O argumento é que na eleição seguinte - a de 1996 - o candidato José Luciano
Novais (Zequinha), embora residisse em Salvador, representava o distrito de Ibipetum,
pois, segundo esse entendimento, “ele é natural do distrito de Ibipetum”,
enquanto o outro candidato, David Ribeiro Primo, é natural do distrito de
Ipupiara. Além disso, o mesmo aconteceu na eleição seguinte - a de 2000 - em
que José Luciano (Zequinha), de acordo com esse entendimento, concorreu à
reeleição de prefeito como representante do distrito de Ibipetum, enquanto o
outro candidato, Ascir Leite, que é natural de Ipupiara, concorreu como representante
do distrito de Ipupiara. (O espaço aqui é limitado e não cabe uma análise
detalhada das duas eleições.

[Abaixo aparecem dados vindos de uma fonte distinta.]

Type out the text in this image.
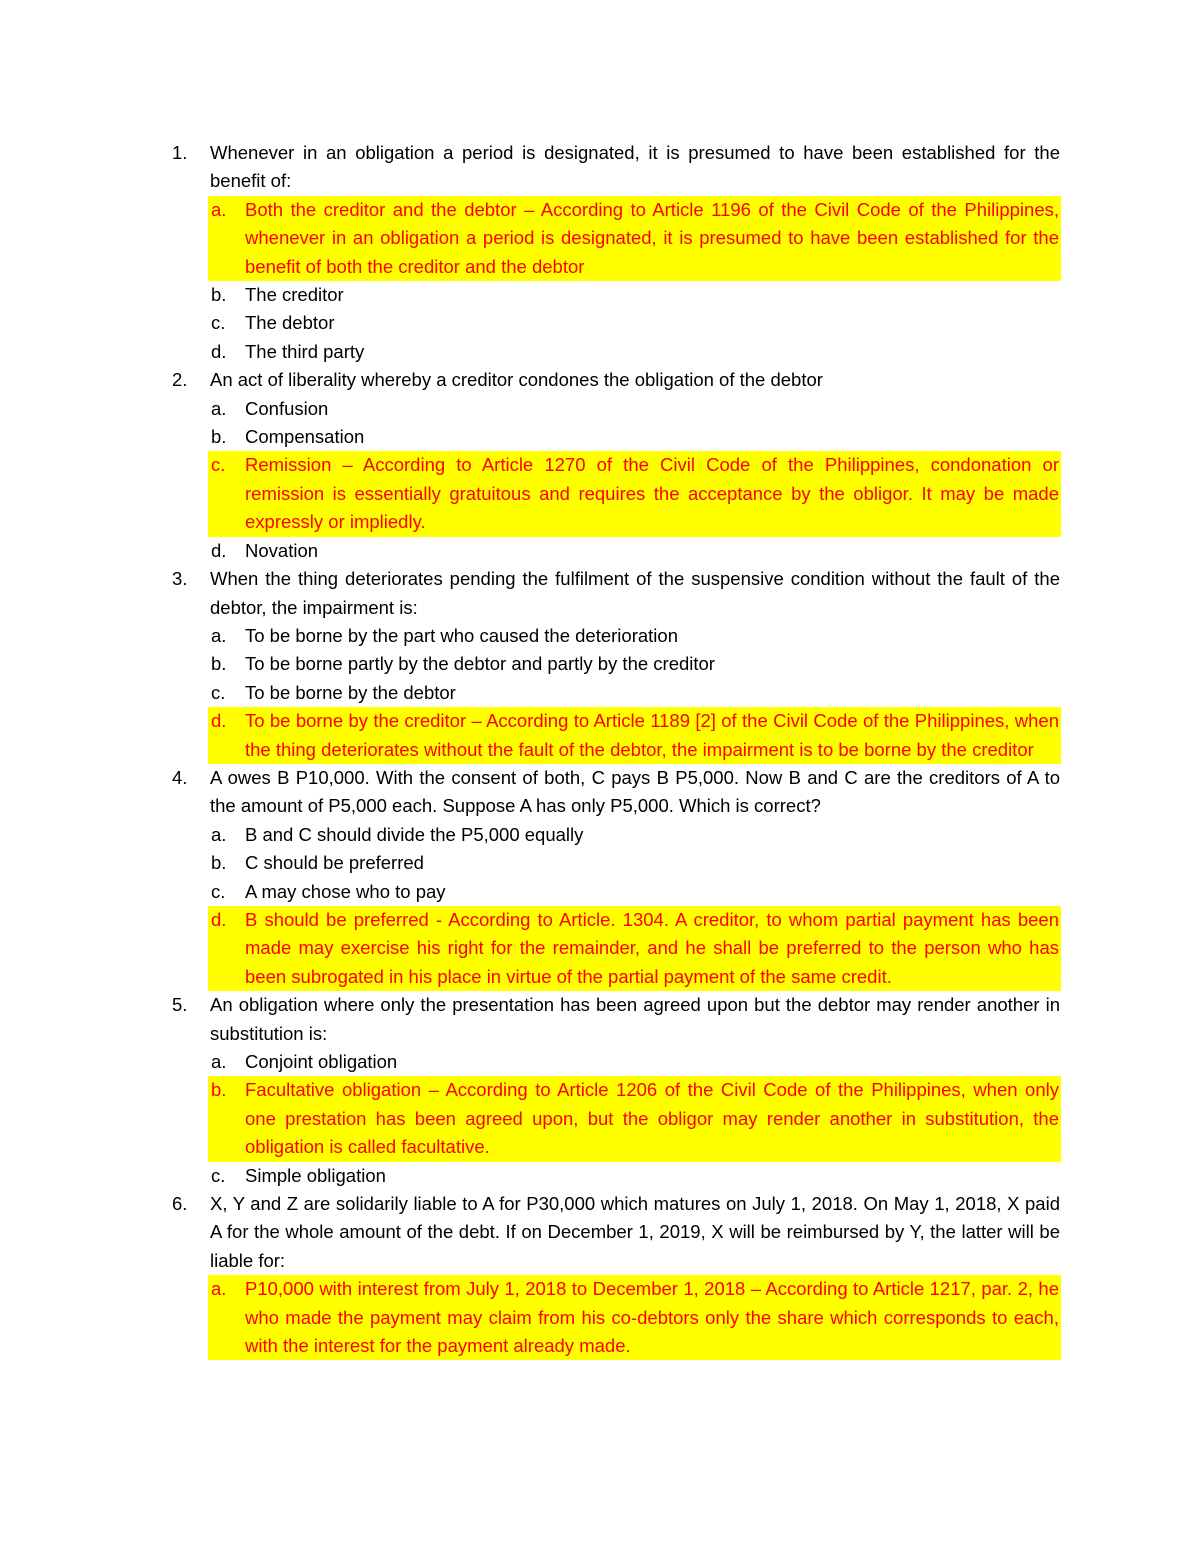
1. Whenever in an obligation a period is designated, it is presumed to have been established for the benefit of:
a. Both the creditor and the debtor – According to Article 1196 of the Civil Code of the Philippines, whenever in an obligation a period is designated, it is presumed to have been established for the benefit of both the creditor and the debtor
b. The creditor
c. The debtor
d. The third party
2. An act of liberality whereby a creditor condones the obligation of the debtor
a. Confusion
b. Compensation
c. Remission – According to Article 1270 of the Civil Code of the Philippines, condonation or remission is essentially gratuitous and requires the acceptance by the obligor. It may be made expressly or impliedly.
d. Novation
3. When the thing deteriorates pending the fulfilment of the suspensive condition without the fault of the debtor, the impairment is:
a. To be borne by the part who caused the deterioration
b. To be borne partly by the debtor and partly by the creditor
c. To be borne by the debtor
d. To be borne by the creditor – According to Article 1189 [2] of the Civil Code of the Philippines, when the thing deteriorates without the fault of the debtor, the impairment is to be borne by the creditor
4. A owes B P10,000. With the consent of both, C pays B P5,000. Now B and C are the creditors of A to the amount of P5,000 each. Suppose A has only P5,000. Which is correct?
a. B and C should divide the P5,000 equally
b. C should be preferred
c. A may chose who to pay
d. B should be preferred - According to Article. 1304. A creditor, to whom partial payment has been made may exercise his right for the remainder, and he shall be preferred to the person who has been subrogated in his place in virtue of the partial payment of the same credit.
5. An obligation where only the presentation has been agreed upon but the debtor may render another in substitution is:
a. Conjoint obligation
b. Facultative obligation – According to Article 1206 of the Civil Code of the Philippines, when only one prestation has been agreed upon, but the obligor may render another in substitution, the obligation is called facultative.
c. Simple obligation
6. X, Y and Z are solidarily liable to A for P30,000 which matures on July 1, 2018. On May 1, 2018, X paid A for the whole amount of the debt. If on December 1, 2019, X will be reimbursed by Y, the latter will be liable for:
a. P10,000 with interest from July 1, 2018 to December 1, 2018 – According to Article 1217, par. 2, he who made the payment may claim from his co-debtors only the share which corresponds to each, with the interest for the payment already made.
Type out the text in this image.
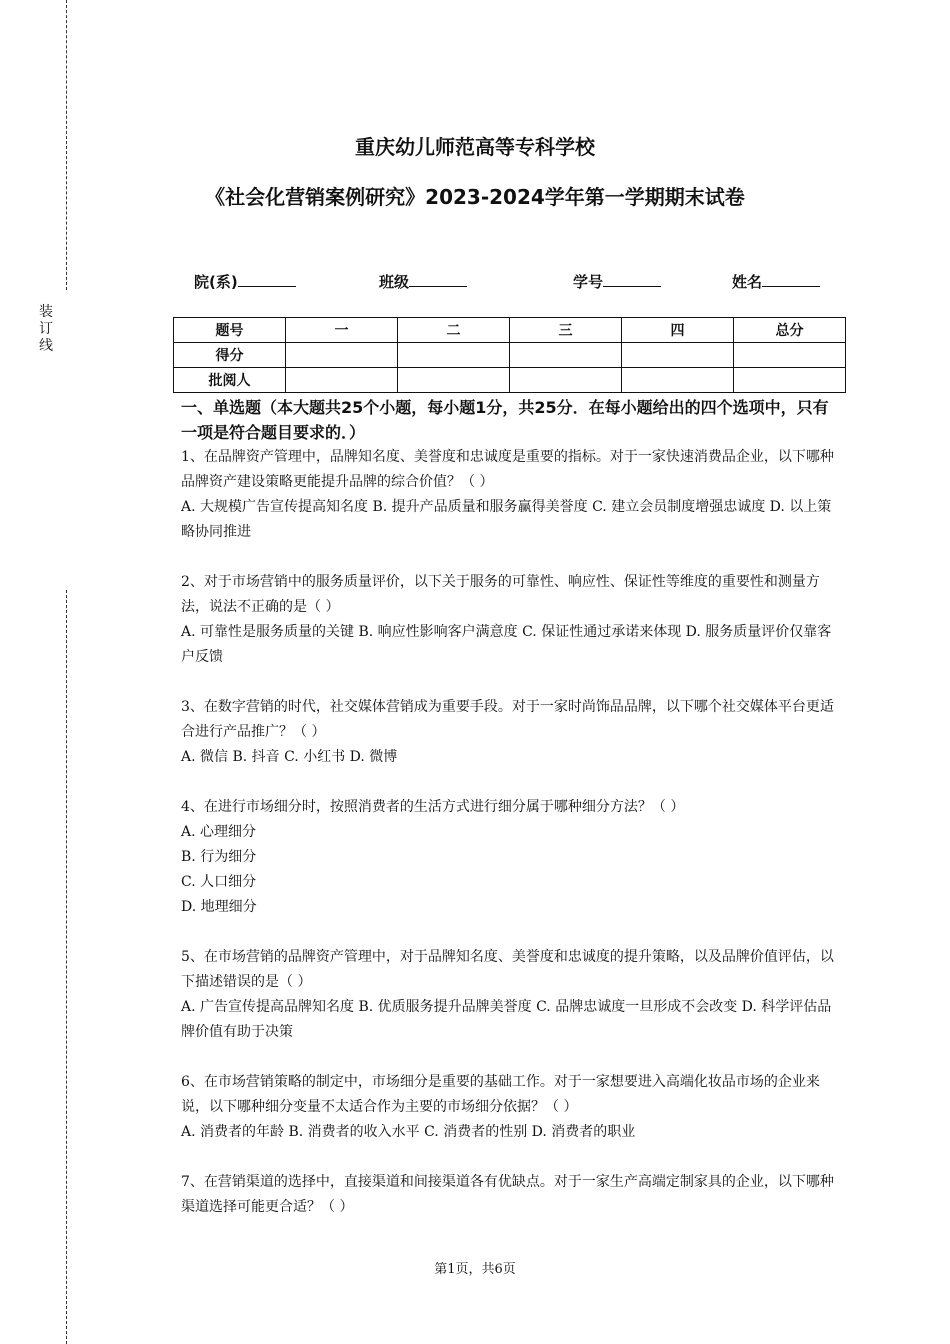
装
订
线
重庆幼儿师范高等专科学校
《社会化营销案例研究》2023-2024学年第一学期期末试卷
院(系)	班级	学号	姓名
题号	一	二	三	四	总分
得分					
批阅人					

一、单选题（本大题共25个小题，每小题1分，共25分．在每小题给出的四个选项中，只有一项是符合题目要求的．）

1、在品牌资产管理中，品牌知名度、美誉度和忠诚度是重要的指标。对于一家快速消费品企业，以下哪种品牌资产建设策略更能提升品牌的综合价值？（ ）

A. 大规模广告宣传提高知名度 B. 提升产品质量和服务赢得美誉度 C. 建立会员制度增强忠诚度 D. 以上策略协同推进

2、对于市场营销中的服务质量评价，以下关于服务的可靠性、响应性、保证性等维度的重要性和测量方法，说法不正确的是（ ）

A. 可靠性是服务质量的关键 B. 响应性影响客户满意度 C. 保证性通过承诺来体现 D. 服务质量评价仅靠客户反馈

3、在数字营销的时代，社交媒体营销成为重要手段。对于一家时尚饰品品牌，以下哪个社交媒体平台更适合进行产品推广？（ ）

A. 微信 B. 抖音 C. 小红书 D. 微博

4、在进行市场细分时，按照消费者的生活方式进行细分属于哪种细分方法？（ ）

A. 心理细分

B. 行为细分

C. 人口细分

D. 地理细分

5、在市场营销的品牌资产管理中，对于品牌知名度、美誉度和忠诚度的提升策略，以及品牌价值评估，以下描述错误的是（ ）

A. 广告宣传提高品牌知名度 B. 优质服务提升品牌美誉度 C. 品牌忠诚度一旦形成不会改变 D. 科学评估品牌价值有助于决策

6、在市场营销策略的制定中，市场细分是重要的基础工作。对于一家想要进入高端化妆品市场的企业来说，以下哪种细分变量不太适合作为主要的市场细分依据？（ ）

A. 消费者的年龄 B. 消费者的收入水平 C. 消费者的性别 D. 消费者的职业

7、在营销渠道的选择中，直接渠道和间接渠道各有优缺点。对于一家生产高端定制家具的企业，以下哪种渠道选择可能更合适？（ ）

第1页，共6页
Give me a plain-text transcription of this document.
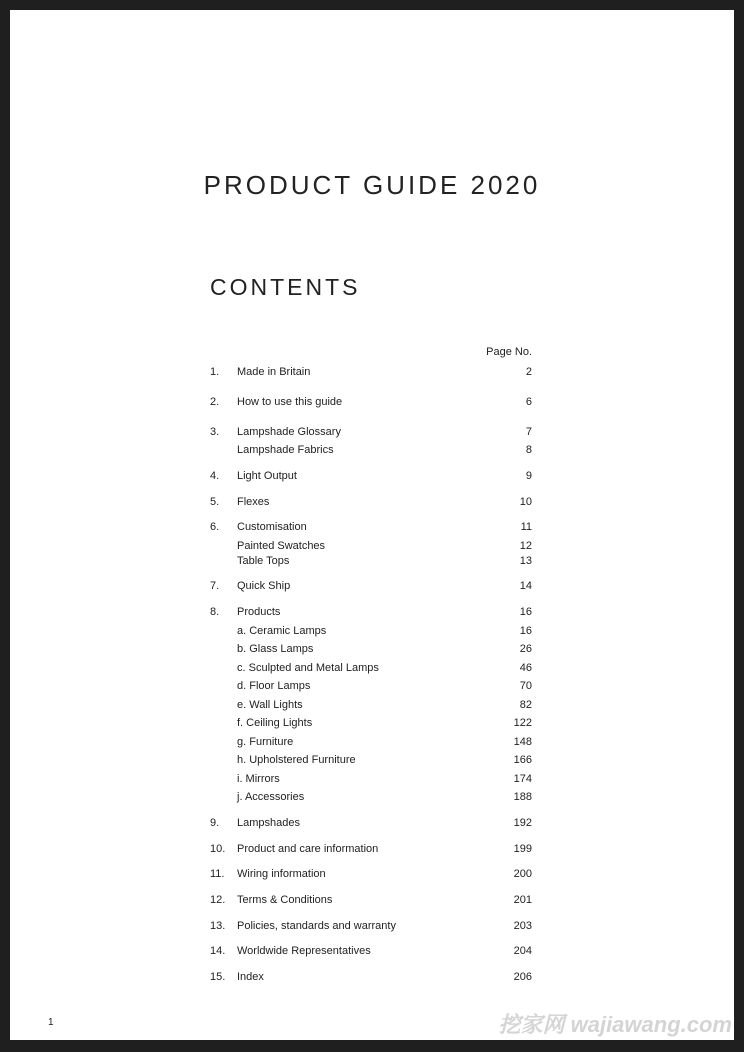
PRODUCT GUIDE 2020
CONTENTS
Page No.
1. Made in Britain	2
2. How to use this guide	6
3. Lampshade Glossary	7
Lampshade Fabrics	8
4. Light Output	9
5. Flexes	10
6. Customisation	11
Painted Swatches	12
Table Tops	13
7. Quick Ship	14
8. Products	16
a. Ceramic Lamps	16
b. Glass Lamps	26
c. Sculpted and Metal Lamps	46
d. Floor Lamps	70
e. Wall Lights	82
f. Ceiling Lights	122
g. Furniture	148
h. Upholstered Furniture	166
i. Mirrors	174
j. Accessories	188
9. Lampshades	192
10. Product and care information	199
11. Wiring information	200
12. Terms & Conditions	201
13. Policies, standards and warranty	203
14. Worldwide Representatives	204
15. Index	206
1	挖家网 wajiawang.com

O assunto encontra-se no livro Ipupiara e Ibipetum:
história de lutas na chapada diamantina. São Paulo: Scortecci, 2015). Na linha
que venho defendendo, resumidamente, basta dizer que José Luciano é de fato natural
de Ibipetum. Vale dizer, seus laços afetivos, familiares, de amizade antiga
etc. têm suas origens ali, porém, todos sabem que desde muito cedo ele deixou a
casa paterna para ir estudar na Capital. Assim, o fato é que a sua formação escolar
e profissional, seus negócios, seus empreendimentos como empresário, tudo isso se
deu numa realidade muito distante do seu local de nascimento. E o mais
importante: para aquela eleição de 1996, as lideranças políticas de
Ipupiara (observem: não só de Ibipetum, mas de Ipupiara) se uniram em torno
da candidatura de José Luciano porque tinham um objetivo comum: reunir forças suficientes
para vencer o candidato apoiado pelo prefeito Osvaldo Leite, que até então era
a liderança política com o maior potencial eleitoral em todo o município. Vale
dizer, para aqueles líderes, pouco importava que Zequinha tivesse nascido em
Ibipetum. O que importava é que ele foi considerado como o homem certo naquelas
circunstâncias, o cidadão do mundo, o empresário bem sucedido nos negócios em
Salvador, ou seja, foi identificado como o mais credenciado para vencer o grupo
político encabeçado por Osvaldo naquela eleição, cujas sucessivas administrações
– não se pode perder isso de vista - vinham sofrendo desgastes cada vez maiores,
em razão de determinados episódios negativos, de tal modo que davam o que falar
na boca do povo.
Em nossos
dias, sabemos que a velha rivalidade política entre as duas comunidades irmãs é
coisa do passado. O processo histórico vivenciado está a ensinar que os líderes
políticos cumprem melhor os seus mandatos quando se dedicam a atender com
honestidade e eficiência às demandas de todas as comunidades que convivem no
município, sem discriminação de origem ou de qualquer natureza.
Ibipetum
é considerado atualmente um subcentro de Ipupiara, situado a uma distância de 5
km do centro do município. Conta com vários estabelecimentos comerciais, feira
livre, posto de saúde, posto de gasolina, central telefônica, serviço bancário
para depósitos e saques em estabelecimento comerciais, serviço de abastecimento
de água e energia elétrica. Sua dependência da sede municipal é restrita às
repartições públicas e ao hospital local. O distrito de Ibipetum detém cerca de
30% da população municipal e, somando-se à do distrito-sede, os dois abrigam cerca
de 70% dos cidadãos ipupiarenses.
De
Brasília (DF) para Ipupiara (BA), 3 de abril de 2020.